The Society for Human Resource Management’s (SHRM) annual conference was held this June in New Orleans, also known as the Big Easy, the Crescent City, home of the football Saints, and most unforgettable, the city devastated by Hurricane Katrina in 2005. But it’s a city that has rebounded, and was a most gracious host for this mammoth convention with more than 15,000 HR professionals from around the world descending on the city’s historic French Quarter.
I must admit the location of the conference, and its Tuesday night entertainment featuring Harry Connick, Jr., were major factors in my decision to attend. But for the record, I do take seriously the business side of my attending, which has always been helpful in keeping a pulse on what’s happening in the HR world. Especially, as it relates to my coaching practice.
So, between the great food (loved the grilled oysters), a steamboat ride up the Mississippi, a ghost tour of the French Quarter, and some great music here a few take-away impressions from the world of HR:
Pay Transparency. One of the biggest challenges for job hunters is handling the salary questions “How much are you currently making?” or “What was your last salary?” The corollary to these questions is often “What salary are you looking for?” Unfortunately, disclosing one’s salary, or desired salary, before an offer is made can bias a hiring manager into falsely assuming a candidate is “overqualified” or conversely “below market value” in terms of skills and experience.
The good news, progressive states such as New York, Massachusetts and California are enacting laws which would prohibit companies from collecting salary information on job candidates prior to a conditional offer of employment. This would include questions on job applications, or in interviews, regarding past or current salary information. No more having to fake a number to satisfy the salary question on an application form!
New Perspectives on the War for Talent
Still Looking for that Purple Squirrel! For several years HR professionals have clamored about the dearth of qualified candidates for many of their companies’ positions, especially with changing technology. This perception has unfortunately resulted in many qualified people from not getting jobs if only for not meeting one or two of a job’s requirements. Many HR professionals even admitted to looking for that perfect person in this “war for talent.”
The good news, HR has started listening to some of the critics who have proposed implementing more training, whether formal or on-the-job, to provide candidates with the skills or competencies they might be missing, and not lose out to candidates who can otherwise bring a wealth of experience to a position. Hopefully, companies take heed to this advice, otherwise jobs will go unfilled and good people won’t land jobs!
Looking for Team Players. While companies may start relaxing their job requirements they will start putting more emphasis on some of the “softer” skills such as how well people fit into a company’s culture, and blend well with a multi-generation workplace. So for you Baby Boomers out there be prepared to work with younger Millennials who are the most socially networked generation, but who can still use your wisdom and coaching to be successful.
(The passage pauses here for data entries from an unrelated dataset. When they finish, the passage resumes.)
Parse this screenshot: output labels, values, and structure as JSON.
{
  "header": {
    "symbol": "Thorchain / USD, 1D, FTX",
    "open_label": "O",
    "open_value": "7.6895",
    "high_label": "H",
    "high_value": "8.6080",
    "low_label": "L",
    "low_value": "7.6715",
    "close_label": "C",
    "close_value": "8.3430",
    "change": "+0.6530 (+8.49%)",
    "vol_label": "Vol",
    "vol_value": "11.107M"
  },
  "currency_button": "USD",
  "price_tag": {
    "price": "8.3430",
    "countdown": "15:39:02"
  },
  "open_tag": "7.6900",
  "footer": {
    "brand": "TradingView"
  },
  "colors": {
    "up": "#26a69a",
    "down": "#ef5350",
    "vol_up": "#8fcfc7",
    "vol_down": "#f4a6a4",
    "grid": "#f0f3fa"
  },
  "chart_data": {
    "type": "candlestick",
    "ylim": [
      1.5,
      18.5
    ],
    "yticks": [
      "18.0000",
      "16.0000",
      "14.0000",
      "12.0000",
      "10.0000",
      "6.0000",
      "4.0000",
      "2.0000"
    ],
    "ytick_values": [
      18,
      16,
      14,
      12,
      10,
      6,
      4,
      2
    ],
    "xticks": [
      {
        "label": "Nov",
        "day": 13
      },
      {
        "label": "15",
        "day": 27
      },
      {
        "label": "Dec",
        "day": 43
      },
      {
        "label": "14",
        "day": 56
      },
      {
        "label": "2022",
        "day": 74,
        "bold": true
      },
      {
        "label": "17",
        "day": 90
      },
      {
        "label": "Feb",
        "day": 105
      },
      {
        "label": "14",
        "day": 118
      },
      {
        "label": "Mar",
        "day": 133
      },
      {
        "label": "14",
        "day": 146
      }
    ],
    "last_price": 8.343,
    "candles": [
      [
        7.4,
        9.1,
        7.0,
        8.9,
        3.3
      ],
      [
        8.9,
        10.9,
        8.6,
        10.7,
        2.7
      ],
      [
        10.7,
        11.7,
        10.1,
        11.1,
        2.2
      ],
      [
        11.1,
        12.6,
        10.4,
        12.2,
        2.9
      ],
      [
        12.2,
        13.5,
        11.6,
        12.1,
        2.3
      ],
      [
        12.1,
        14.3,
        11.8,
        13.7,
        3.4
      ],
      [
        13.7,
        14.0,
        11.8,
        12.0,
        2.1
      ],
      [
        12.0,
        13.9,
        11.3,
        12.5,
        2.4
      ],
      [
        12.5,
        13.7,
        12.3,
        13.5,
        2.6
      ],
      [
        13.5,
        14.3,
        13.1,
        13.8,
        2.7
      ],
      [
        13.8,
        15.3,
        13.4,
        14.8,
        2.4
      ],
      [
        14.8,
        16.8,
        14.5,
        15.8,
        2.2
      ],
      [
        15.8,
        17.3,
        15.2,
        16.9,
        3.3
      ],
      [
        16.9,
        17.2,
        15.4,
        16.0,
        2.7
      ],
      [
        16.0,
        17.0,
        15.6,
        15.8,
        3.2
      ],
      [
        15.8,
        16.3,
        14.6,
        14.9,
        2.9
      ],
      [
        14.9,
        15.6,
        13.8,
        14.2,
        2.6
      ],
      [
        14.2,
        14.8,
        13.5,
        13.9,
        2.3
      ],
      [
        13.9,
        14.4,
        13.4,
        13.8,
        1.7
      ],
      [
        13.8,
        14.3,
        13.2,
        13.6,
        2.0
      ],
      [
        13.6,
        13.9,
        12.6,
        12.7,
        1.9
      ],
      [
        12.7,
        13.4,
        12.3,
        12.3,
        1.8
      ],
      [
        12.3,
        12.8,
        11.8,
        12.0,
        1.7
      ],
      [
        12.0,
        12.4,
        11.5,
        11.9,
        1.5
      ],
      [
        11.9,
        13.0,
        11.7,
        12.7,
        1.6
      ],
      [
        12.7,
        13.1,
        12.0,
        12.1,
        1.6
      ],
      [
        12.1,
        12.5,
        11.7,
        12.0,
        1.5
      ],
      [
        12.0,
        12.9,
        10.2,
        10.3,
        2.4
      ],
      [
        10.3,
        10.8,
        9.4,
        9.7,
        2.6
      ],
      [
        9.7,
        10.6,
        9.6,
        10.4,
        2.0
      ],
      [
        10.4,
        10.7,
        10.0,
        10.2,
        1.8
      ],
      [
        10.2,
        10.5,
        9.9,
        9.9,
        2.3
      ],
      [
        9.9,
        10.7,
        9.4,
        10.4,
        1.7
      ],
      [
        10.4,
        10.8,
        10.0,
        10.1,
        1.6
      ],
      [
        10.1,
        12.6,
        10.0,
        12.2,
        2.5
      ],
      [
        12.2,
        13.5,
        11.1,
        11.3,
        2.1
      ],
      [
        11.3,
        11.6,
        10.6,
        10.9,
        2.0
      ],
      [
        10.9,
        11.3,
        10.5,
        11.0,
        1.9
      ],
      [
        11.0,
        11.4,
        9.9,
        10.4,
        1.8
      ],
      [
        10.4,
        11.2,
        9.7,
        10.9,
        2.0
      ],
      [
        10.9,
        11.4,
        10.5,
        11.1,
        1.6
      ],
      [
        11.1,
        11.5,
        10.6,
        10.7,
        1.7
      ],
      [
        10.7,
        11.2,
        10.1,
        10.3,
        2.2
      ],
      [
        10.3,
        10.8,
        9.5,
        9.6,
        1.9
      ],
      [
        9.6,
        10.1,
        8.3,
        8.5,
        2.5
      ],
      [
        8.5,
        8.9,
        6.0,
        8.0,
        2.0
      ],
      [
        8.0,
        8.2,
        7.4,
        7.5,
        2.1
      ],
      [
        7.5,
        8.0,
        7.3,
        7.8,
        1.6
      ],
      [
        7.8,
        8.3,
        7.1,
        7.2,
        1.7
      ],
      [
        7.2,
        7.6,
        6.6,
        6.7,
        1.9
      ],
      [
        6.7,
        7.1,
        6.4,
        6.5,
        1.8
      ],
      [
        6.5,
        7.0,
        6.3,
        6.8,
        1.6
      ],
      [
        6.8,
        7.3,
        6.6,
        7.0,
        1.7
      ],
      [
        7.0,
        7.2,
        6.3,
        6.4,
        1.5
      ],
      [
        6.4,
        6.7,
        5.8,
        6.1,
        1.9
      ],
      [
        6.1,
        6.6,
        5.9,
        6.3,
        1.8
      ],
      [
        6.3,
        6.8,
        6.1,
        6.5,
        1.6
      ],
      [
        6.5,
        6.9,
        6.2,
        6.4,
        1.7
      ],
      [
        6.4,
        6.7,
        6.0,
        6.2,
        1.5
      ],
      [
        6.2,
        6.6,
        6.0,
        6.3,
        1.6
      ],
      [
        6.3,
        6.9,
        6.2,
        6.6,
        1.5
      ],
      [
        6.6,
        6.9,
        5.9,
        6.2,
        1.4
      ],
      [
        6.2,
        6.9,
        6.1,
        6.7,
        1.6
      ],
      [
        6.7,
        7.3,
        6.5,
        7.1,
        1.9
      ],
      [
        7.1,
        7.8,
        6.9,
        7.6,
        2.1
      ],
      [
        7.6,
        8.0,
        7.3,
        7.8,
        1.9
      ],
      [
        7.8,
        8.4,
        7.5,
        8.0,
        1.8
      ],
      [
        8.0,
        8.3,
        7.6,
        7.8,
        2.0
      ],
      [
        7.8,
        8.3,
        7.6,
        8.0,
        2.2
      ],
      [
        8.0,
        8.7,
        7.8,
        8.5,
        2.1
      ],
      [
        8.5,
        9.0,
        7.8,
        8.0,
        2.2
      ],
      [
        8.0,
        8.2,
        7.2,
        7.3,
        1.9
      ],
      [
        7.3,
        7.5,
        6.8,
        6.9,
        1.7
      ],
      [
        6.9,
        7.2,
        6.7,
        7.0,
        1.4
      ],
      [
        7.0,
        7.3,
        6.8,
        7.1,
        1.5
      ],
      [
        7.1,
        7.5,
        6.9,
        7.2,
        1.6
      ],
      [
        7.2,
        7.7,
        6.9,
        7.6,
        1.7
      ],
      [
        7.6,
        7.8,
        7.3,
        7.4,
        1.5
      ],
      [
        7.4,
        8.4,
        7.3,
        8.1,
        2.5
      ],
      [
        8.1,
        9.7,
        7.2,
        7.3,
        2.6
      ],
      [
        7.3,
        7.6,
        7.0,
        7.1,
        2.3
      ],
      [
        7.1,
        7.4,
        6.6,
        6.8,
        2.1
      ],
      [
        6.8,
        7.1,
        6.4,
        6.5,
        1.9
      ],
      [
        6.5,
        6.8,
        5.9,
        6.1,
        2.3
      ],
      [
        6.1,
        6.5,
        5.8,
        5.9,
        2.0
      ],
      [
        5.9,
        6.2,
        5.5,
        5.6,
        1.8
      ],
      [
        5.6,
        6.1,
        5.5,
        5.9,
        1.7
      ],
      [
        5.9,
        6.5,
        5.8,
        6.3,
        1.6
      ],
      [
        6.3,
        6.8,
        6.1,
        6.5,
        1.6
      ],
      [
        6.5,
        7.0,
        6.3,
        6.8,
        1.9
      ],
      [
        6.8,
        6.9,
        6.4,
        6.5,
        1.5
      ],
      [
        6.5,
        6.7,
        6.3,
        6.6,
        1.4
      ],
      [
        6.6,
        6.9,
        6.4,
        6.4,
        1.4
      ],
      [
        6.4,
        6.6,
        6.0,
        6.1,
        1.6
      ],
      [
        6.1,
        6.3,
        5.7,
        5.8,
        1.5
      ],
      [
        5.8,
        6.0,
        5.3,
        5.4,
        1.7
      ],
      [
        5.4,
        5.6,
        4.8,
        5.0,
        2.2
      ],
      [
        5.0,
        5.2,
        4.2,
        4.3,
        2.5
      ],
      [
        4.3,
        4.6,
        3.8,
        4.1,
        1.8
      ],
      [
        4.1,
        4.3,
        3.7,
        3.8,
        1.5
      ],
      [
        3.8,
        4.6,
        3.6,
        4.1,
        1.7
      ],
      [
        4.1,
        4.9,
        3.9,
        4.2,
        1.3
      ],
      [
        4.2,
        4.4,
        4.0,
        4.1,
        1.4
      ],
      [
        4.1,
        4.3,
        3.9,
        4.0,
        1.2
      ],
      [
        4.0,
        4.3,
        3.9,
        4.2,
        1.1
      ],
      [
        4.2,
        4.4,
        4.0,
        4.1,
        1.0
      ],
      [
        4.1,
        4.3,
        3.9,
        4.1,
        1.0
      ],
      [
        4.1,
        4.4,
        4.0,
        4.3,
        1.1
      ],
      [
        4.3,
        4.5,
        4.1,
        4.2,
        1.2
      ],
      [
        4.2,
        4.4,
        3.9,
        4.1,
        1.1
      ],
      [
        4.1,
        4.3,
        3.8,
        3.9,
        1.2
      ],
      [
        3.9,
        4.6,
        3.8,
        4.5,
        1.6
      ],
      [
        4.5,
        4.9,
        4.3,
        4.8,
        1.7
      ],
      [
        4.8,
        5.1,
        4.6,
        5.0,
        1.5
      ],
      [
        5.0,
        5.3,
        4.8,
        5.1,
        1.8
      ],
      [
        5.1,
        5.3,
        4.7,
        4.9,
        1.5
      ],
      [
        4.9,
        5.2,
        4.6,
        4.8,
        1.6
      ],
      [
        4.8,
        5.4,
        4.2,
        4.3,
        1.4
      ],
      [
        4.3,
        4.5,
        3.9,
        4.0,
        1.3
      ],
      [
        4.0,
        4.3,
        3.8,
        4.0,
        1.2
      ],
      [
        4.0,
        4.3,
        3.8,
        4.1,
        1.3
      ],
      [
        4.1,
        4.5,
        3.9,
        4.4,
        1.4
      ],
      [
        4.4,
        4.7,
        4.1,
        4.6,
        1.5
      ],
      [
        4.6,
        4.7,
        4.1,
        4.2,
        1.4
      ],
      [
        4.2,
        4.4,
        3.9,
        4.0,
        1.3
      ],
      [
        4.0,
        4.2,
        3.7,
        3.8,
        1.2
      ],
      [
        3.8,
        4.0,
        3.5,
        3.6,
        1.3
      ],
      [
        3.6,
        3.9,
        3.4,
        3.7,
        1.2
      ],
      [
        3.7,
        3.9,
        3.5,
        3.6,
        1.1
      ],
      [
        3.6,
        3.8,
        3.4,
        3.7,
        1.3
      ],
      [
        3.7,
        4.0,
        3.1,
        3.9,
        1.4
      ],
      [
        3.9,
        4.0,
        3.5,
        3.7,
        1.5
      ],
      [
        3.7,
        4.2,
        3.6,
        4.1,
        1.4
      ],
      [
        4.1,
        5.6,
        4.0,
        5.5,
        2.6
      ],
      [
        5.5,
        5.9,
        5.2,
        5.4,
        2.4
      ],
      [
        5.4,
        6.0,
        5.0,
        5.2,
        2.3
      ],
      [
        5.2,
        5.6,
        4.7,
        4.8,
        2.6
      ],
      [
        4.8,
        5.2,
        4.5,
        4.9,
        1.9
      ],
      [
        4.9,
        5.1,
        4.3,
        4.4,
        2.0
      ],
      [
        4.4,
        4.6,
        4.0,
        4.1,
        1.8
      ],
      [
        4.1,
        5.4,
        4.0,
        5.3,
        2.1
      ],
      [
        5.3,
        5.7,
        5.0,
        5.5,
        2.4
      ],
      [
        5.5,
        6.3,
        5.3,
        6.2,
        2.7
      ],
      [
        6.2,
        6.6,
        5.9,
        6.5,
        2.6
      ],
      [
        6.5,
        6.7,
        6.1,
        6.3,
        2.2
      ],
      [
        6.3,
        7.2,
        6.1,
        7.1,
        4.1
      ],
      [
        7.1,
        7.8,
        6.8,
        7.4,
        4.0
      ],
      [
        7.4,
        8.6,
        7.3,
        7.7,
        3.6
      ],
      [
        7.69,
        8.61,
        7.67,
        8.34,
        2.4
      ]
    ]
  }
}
Lastly, some personal observations when attending a conference:
Don’t wire up to your smart phone every free minute you have between sessions or workshops. Use the opportunity to sit near someone who don’t know, and use it as a networking opportunity. I know most people who attend a professional event are currently working and need to periodically check their messages, but come on, use the conference to see what other people are thinking and doing in your profession.
Always bring business cards! I know this may see old school when people can instantly log you into their smart phone’s address book, but it’s still a nice gesture, and believe me people will respond to you.
If you’re part of a group from the same company, branch out and meet new people from different parts of the country. I sense under our current administration in Washington, D.C., many changes affecting jobs will be left to individual states. See what your fellow colleagues are up to in their states!
I trust these insights from my perspective have been helpful, but I welcome your thoughts about some of these proposed changes and how they may impact your job search. BTW, I can also share some great restaurants to visit if you’re planning a trip to the Big Easy.